While abortion is no longer the national hot-button issue it once was, the topic has emerged as one that could “tip the scales” in the Kansas race, as The Hill characterized it recently.

The candidates’ differences on the issue came to a head in a debate last month. Orman said he thought there were other more important issues to discuss. The pro-life Roberts pounced, saying that it was “unconscionable” for Orman to seemingly dismiss an issue that is important to Kansas voters.

Roberts has also called Orman another “pro-abortion vote” for Senate Majority Leader Harry Reid and President Obama. Roberts has cited Orman’s past campaign contributions to both as evidence that he is a liberal Democrat rather than an independent.

When The Weekly Standard’s McCormack asked Orman on Oct. 9 about the bills, the candidate said he would read them first and get back to with an answer.

But McCormack reported earlier this week that Orman’s campaign has ignored several follow-up inquiries.

“Would you vote for or against each of those bills?” McCormack asked Orman at the event.

When Orman said he had not read the bills, McCormack pressed on whether he would before the election so that voters will know where he stands.

Orman responded, saying, “once again, we will go ahead, and I try to read every bill before I say whether or not I’d support it, and I’ll read those bills.”

According to McCormack, he submitted follow-up inquiries to the Orman campaign, but had not heard back by Oct. 28.

Orman’s critics say that by avoiding fully discussing his stance on abortion, he is attempting to “run out the clock” before Election Day.

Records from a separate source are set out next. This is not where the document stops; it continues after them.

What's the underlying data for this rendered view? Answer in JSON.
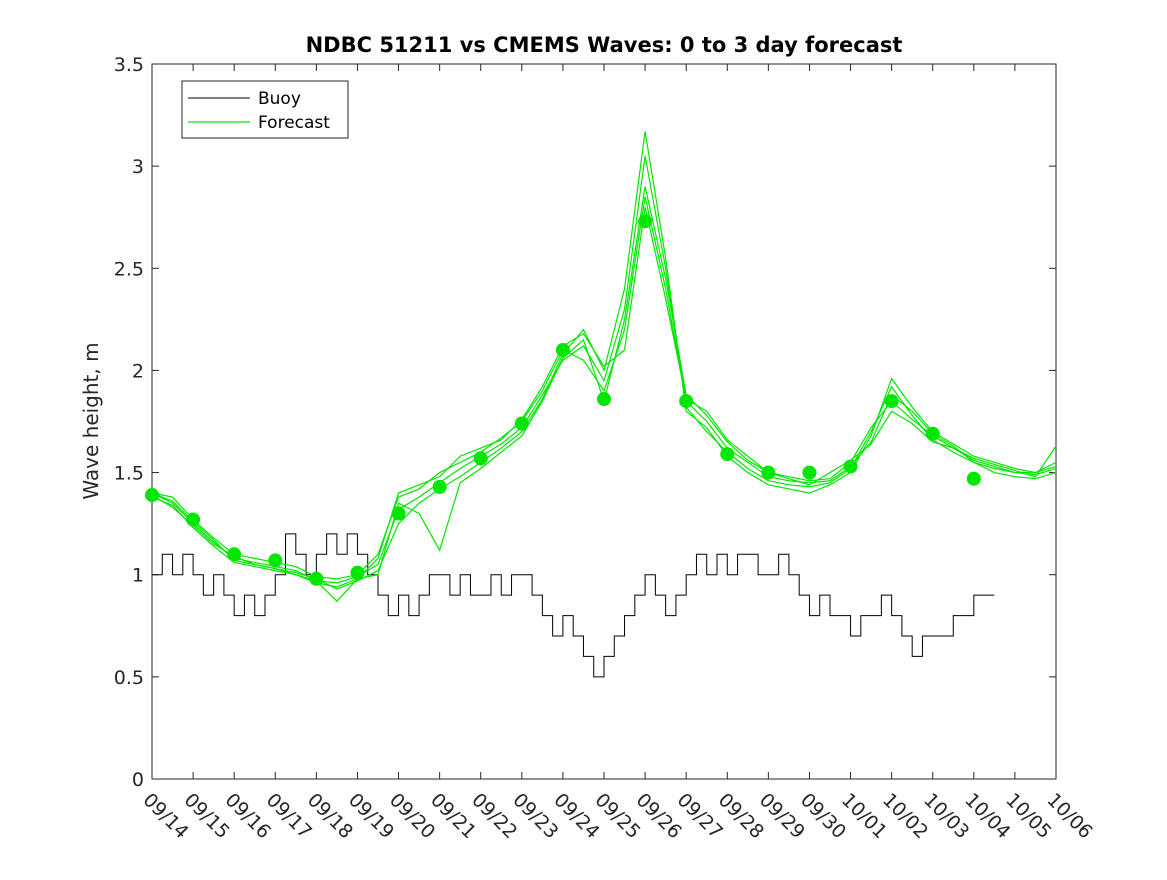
{
  "chart_data": {
    "type": "line",
    "title": "NDBC 51211 vs CMEMS Waves: 0 to 3 day forecast",
    "xlabel": "",
    "ylabel": "Wave height, m",
    "ylim": [
      0,
      3.5
    ],
    "yticks": [
      "0",
      "0.5",
      "1",
      "1.5",
      "2",
      "2.5",
      "3",
      "3.5"
    ],
    "xlim": [
      "09/14",
      "10/06"
    ],
    "xticks": [
      "09/14",
      "09/15",
      "09/16",
      "09/17",
      "09/18",
      "09/19",
      "09/20",
      "09/21",
      "09/22",
      "09/23",
      "09/24",
      "09/25",
      "09/26",
      "09/27",
      "09/28",
      "09/29",
      "09/30",
      "10/01",
      "10/02",
      "10/03",
      "10/04",
      "10/05",
      "10/06"
    ],
    "grid": false,
    "legend": {
      "placement": "top-left",
      "entries": [
        {
          "label": "Buoy",
          "color": "#000000"
        },
        {
          "label": "Forecast",
          "color": "#00e600"
        }
      ]
    },
    "colors": {
      "buoy": "#000000",
      "forecast": "#00e600",
      "axes": "#262626"
    },
    "series": [
      {
        "name": "Buoy",
        "x": [
          0,
          0.25,
          0.5,
          0.75,
          1,
          1.25,
          1.5,
          1.75,
          2,
          2.25,
          2.5,
          2.75,
          3,
          3.25,
          3.5,
          3.75,
          4,
          4.25,
          4.5,
          4.75,
          5,
          5.25,
          5.5,
          5.75,
          6,
          6.25,
          6.5,
          6.75,
          7,
          7.25,
          7.5,
          7.75,
          8,
          8.25,
          8.5,
          8.75,
          9,
          9.25,
          9.5,
          9.75,
          10,
          10.25,
          10.5,
          10.75,
          11,
          11.25,
          11.5,
          11.75,
          12,
          12.25,
          12.5,
          12.75,
          13,
          13.25,
          13.5,
          13.75,
          14,
          14.25,
          14.5,
          14.75,
          15,
          15.25,
          15.5,
          15.75,
          16,
          16.25,
          16.5,
          16.75,
          17,
          17.25,
          17.5,
          17.75,
          18,
          18.25,
          18.5,
          18.75,
          19,
          19.25,
          19.5,
          19.75,
          20,
          20.25
        ],
        "y": [
          1.0,
          1.1,
          1.0,
          1.1,
          1.0,
          0.9,
          1.0,
          0.9,
          0.8,
          0.9,
          0.8,
          0.9,
          1.0,
          1.2,
          1.1,
          1.0,
          1.1,
          1.2,
          1.1,
          1.2,
          1.1,
          1.0,
          0.9,
          0.8,
          0.9,
          0.8,
          0.9,
          1.0,
          1.0,
          0.9,
          1.0,
          0.9,
          0.9,
          1.0,
          0.9,
          1.0,
          1.0,
          0.9,
          0.8,
          0.7,
          0.8,
          0.7,
          0.6,
          0.5,
          0.6,
          0.7,
          0.8,
          0.9,
          1.0,
          0.9,
          0.8,
          0.9,
          1.0,
          1.1,
          1.0,
          1.1,
          1.0,
          1.1,
          1.1,
          1.0,
          1.0,
          1.1,
          1.0,
          0.9,
          0.8,
          0.9,
          0.8,
          0.8,
          0.7,
          0.8,
          0.8,
          0.9,
          0.8,
          0.7,
          0.6,
          0.7,
          0.7,
          0.7,
          0.8,
          0.8,
          0.9,
          0.9
        ]
      },
      {
        "name": "Forecast",
        "x": [
          0,
          1,
          2,
          3,
          4,
          5,
          6,
          7,
          8,
          9,
          10,
          11,
          12,
          13,
          14,
          15,
          16,
          17,
          18,
          19,
          20
        ],
        "y": [
          1.39,
          1.27,
          1.1,
          1.07,
          0.98,
          1.01,
          1.3,
          1.43,
          1.57,
          1.74,
          2.1,
          1.86,
          2.73,
          1.85,
          1.59,
          1.5,
          1.5,
          1.53,
          1.85,
          1.69,
          1.47
        ]
      },
      {
        "x": [
          0,
          0.5,
          1,
          1.5,
          2,
          2.5,
          3,
          3.5,
          4,
          4.5,
          5,
          5.5,
          6,
          6.5,
          7,
          7.5,
          8,
          8.5,
          9,
          9.5,
          10,
          10.5,
          11,
          11.5,
          12,
          12.5,
          13,
          13.5,
          14,
          14.5,
          15,
          15.5,
          16,
          16.5,
          17,
          17.5,
          18,
          18.5,
          19,
          19.5,
          20,
          20.5,
          21,
          21.5,
          22
        ],
        "y": [
          1.4,
          1.38,
          1.27,
          1.18,
          1.1,
          1.08,
          1.06,
          1.04,
          0.99,
          0.98,
          1.0,
          1.1,
          1.38,
          1.42,
          1.5,
          1.55,
          1.6,
          1.67,
          1.75,
          1.9,
          2.1,
          2.05,
          1.9,
          2.2,
          2.85,
          2.4,
          1.85,
          1.75,
          1.62,
          1.55,
          1.48,
          1.46,
          1.45,
          1.46,
          1.53,
          1.65,
          1.88,
          1.8,
          1.69,
          1.63,
          1.55,
          1.52,
          1.5,
          1.5,
          1.53
        ]
      },
      {
        "x": [
          0,
          0.5,
          1,
          1.5,
          2,
          2.5,
          3,
          3.5,
          4,
          4.5,
          5,
          5.5,
          6,
          6.5,
          7,
          7.5,
          8,
          8.5,
          9,
          9.5,
          10,
          10.5,
          11,
          11.5,
          12,
          12.5,
          13,
          13.5,
          14,
          14.5,
          15,
          15.5,
          16,
          16.5,
          17,
          17.5,
          18,
          18.5,
          19,
          19.5,
          20,
          20.5,
          21,
          21.5,
          22
        ],
        "y": [
          1.4,
          1.35,
          1.25,
          1.16,
          1.08,
          1.06,
          1.04,
          1.02,
          0.97,
          0.96,
          0.99,
          1.05,
          1.32,
          1.38,
          1.45,
          1.52,
          1.58,
          1.64,
          1.72,
          1.88,
          2.05,
          2.12,
          1.95,
          2.3,
          3.05,
          2.5,
          1.82,
          1.7,
          1.6,
          1.52,
          1.46,
          1.44,
          1.43,
          1.45,
          1.52,
          1.7,
          1.92,
          1.78,
          1.66,
          1.6,
          1.55,
          1.5,
          1.48,
          1.47,
          1.5
        ]
      },
      {
        "x": [
          0,
          0.5,
          1,
          1.5,
          2,
          2.5,
          3,
          3.5,
          4,
          4.5,
          5,
          5.5,
          6,
          6.5,
          7,
          7.5,
          8,
          8.5,
          9,
          9.5,
          10,
          10.5,
          11,
          11.5,
          12,
          12.5,
          13,
          13.5,
          14,
          14.5,
          15,
          15.5,
          16,
          16.5,
          17,
          17.5,
          18,
          18.5,
          19,
          19.5,
          20,
          20.5,
          21,
          21.5,
          22
        ],
        "y": [
          1.39,
          1.33,
          1.24,
          1.15,
          1.09,
          1.05,
          1.03,
          1.01,
          0.98,
          0.93,
          0.97,
          1.02,
          1.25,
          1.35,
          1.42,
          1.48,
          1.55,
          1.62,
          1.7,
          1.86,
          2.08,
          2.2,
          2.0,
          2.4,
          3.17,
          2.55,
          1.8,
          1.72,
          1.58,
          1.5,
          1.44,
          1.42,
          1.4,
          1.44,
          1.5,
          1.68,
          1.96,
          1.82,
          1.7,
          1.64,
          1.58,
          1.55,
          1.52,
          1.5,
          1.55
        ]
      },
      {
        "x": [
          0,
          0.5,
          1,
          1.5,
          2,
          2.5,
          3,
          3.5,
          4,
          4.5,
          5,
          5.5,
          6,
          6.5,
          7,
          7.5,
          8,
          8.5,
          9,
          9.5,
          10,
          10.5,
          11,
          11.5,
          12,
          12.5,
          13,
          13.5,
          14,
          14.5,
          15,
          15.5,
          16,
          16.5,
          17,
          17.5,
          18,
          18.5,
          19,
          19.5,
          20,
          20.5,
          21,
          21.5,
          22
        ],
        "y": [
          1.4,
          1.36,
          1.26,
          1.17,
          1.07,
          1.05,
          1.03,
          1.0,
          0.97,
          0.87,
          0.98,
          1.0,
          1.35,
          1.3,
          1.12,
          1.45,
          1.52,
          1.6,
          1.68,
          1.85,
          2.06,
          2.15,
          1.85,
          2.25,
          2.9,
          2.45,
          1.88,
          1.78,
          1.65,
          1.56,
          1.5,
          1.48,
          1.46,
          1.47,
          1.55,
          1.72,
          1.85,
          1.76,
          1.68,
          1.62,
          1.56,
          1.53,
          1.5,
          1.49,
          1.52
        ]
      },
      {
        "x": [
          0,
          0.5,
          1,
          1.5,
          2,
          2.5,
          3,
          3.5,
          4,
          4.5,
          5,
          5.5,
          6,
          6.5,
          7,
          7.5,
          8,
          8.5,
          9,
          9.5,
          10,
          10.5,
          11,
          11.5,
          12,
          12.5,
          13,
          13.5,
          14,
          14.5,
          15,
          15.5,
          16,
          16.5,
          17,
          17.5,
          18,
          18.5,
          19,
          19.5,
          20,
          20.5,
          21,
          21.5,
          22
        ],
        "y": [
          1.38,
          1.34,
          1.23,
          1.14,
          1.06,
          1.04,
          1.02,
          1.0,
          0.96,
          0.94,
          0.98,
          1.08,
          1.4,
          1.44,
          1.48,
          1.58,
          1.62,
          1.66,
          1.76,
          1.92,
          2.12,
          2.18,
          2.02,
          2.1,
          2.8,
          2.35,
          1.86,
          1.8,
          1.66,
          1.58,
          1.5,
          1.47,
          1.44,
          1.5,
          1.56,
          1.64,
          1.8,
          1.74,
          1.65,
          1.62,
          1.57,
          1.54,
          1.51,
          1.48,
          1.63
        ]
      }
    ]
  }
}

“It is strategically smart for him to obfuscate and for Roberts to call him on it as he has,” Marjorie Dannenfelser, the executive director of the Susan B. Anthony List, an anti-abortion group, told TheDC.

“Clarity is his enemy on the abortion issue,” Dannenfelser continued. “The truth hurts him politically and should.”

As evidence to back that claim, Dannenfelser pointed to a recent video in which Orman is seen avoiding answering a woman who asked him about his stance on abortion. Orman told the woman to check out his website as he moved quickly down the street.

An Orman campaign spokesman told TheDC on Sunday that with all the traveling, the candidate just hasn’t had time to review the abortion bills, or any others.

“We’ve been living out the car,” Orman joked with his supporters in Wichita, the second of his three Sunday campaign stops.